South Africa to Establish $2 Billion Sovereign Wealth Fund

(Bloomberg) --

South Africa will use money from the sale of broadband spectrum and mining royalties to establish a 30 billion-rand ($2 billion) sovereign wealth fund, Finance Minister Tito Mboweni said.

“A sovereign wealth fund is an important long-term tool for saving and investment for future generations,” Mboweni told lawmakers Wednesday in his annual budget speech. “It can also contribute to strengthening the fiscal framework.”

The proposed fund comes at a time when South Africa is struggling to contain rising debt amid sluggish economic growth and a budget deficit projected to widen to a near three-decade high of 6.8% in the coming fiscal year. Its establishment was first mooted at least 10 years ago.

The legislative framework for the fund will be submitted to parliament. Funding will come from the government’s plans to sell broadband spectrum this year, along with royalties from petroleum, gas and mineral rights, as well as the sale of non-core assets, future surpluses and savings, Mboweni said.

The timing of the fund is inopportune given South Africa’s large budget deficit and rising debt-to-gross-domestic-product ratio, said Johann Els, chief economist at Old Mutual Investment Group.

“It takes attention from the real problems that we have at the moment,” he said by phone.

The government is also pressing ahead with plans to form a state bank that will operate as a retail financial institution premised on commercial principles, Mboweni said.
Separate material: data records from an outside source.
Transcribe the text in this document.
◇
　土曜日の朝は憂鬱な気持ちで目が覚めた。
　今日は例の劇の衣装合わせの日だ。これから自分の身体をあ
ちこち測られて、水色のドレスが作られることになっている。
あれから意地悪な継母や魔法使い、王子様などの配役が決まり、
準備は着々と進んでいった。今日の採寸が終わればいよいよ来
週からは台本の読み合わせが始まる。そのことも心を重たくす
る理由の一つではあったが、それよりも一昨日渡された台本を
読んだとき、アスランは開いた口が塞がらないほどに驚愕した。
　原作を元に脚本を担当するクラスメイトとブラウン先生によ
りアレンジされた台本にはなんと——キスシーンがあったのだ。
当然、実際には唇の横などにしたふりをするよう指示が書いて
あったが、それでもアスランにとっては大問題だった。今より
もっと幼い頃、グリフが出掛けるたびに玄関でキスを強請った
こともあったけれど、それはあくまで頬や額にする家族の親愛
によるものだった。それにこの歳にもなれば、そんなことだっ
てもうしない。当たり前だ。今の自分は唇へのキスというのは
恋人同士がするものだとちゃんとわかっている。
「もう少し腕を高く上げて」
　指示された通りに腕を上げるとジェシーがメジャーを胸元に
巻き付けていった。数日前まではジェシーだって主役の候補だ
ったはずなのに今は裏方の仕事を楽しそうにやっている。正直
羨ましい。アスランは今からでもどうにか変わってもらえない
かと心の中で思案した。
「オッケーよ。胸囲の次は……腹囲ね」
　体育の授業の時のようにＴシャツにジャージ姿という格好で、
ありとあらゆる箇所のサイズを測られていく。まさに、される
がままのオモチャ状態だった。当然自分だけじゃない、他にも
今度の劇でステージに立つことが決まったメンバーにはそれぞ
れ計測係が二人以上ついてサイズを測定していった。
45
The Prudential Authority that falls under the Reserve Bank has yet to grant the proposed lender an operating license.

“There are market failures in so far as the poor getting better access to the basic banking services so it’s also an attempt to have financial inclusion,” Deputy Finance Minister David Masondo, who is leading the state-bank project, told reporters in Cape Town on Wednesday.

The government bank will be entering a crowded space, with South Africa’s commercial lenders already contending with the threat of fresh competition from new entrants to the market, such as African Rainbow Capital Investments Ltd.’s TymeBank and Discovery Ltd.’s Discovery Bank.

“If we can’t run state-owned enterprises efficiently I am pretty sure that the private banks are much better capitalized and in a much better position to extend banking services to the whole population,” Els said. “They all have specific, cheap bank accounts they have put out to extend services to the under banked.”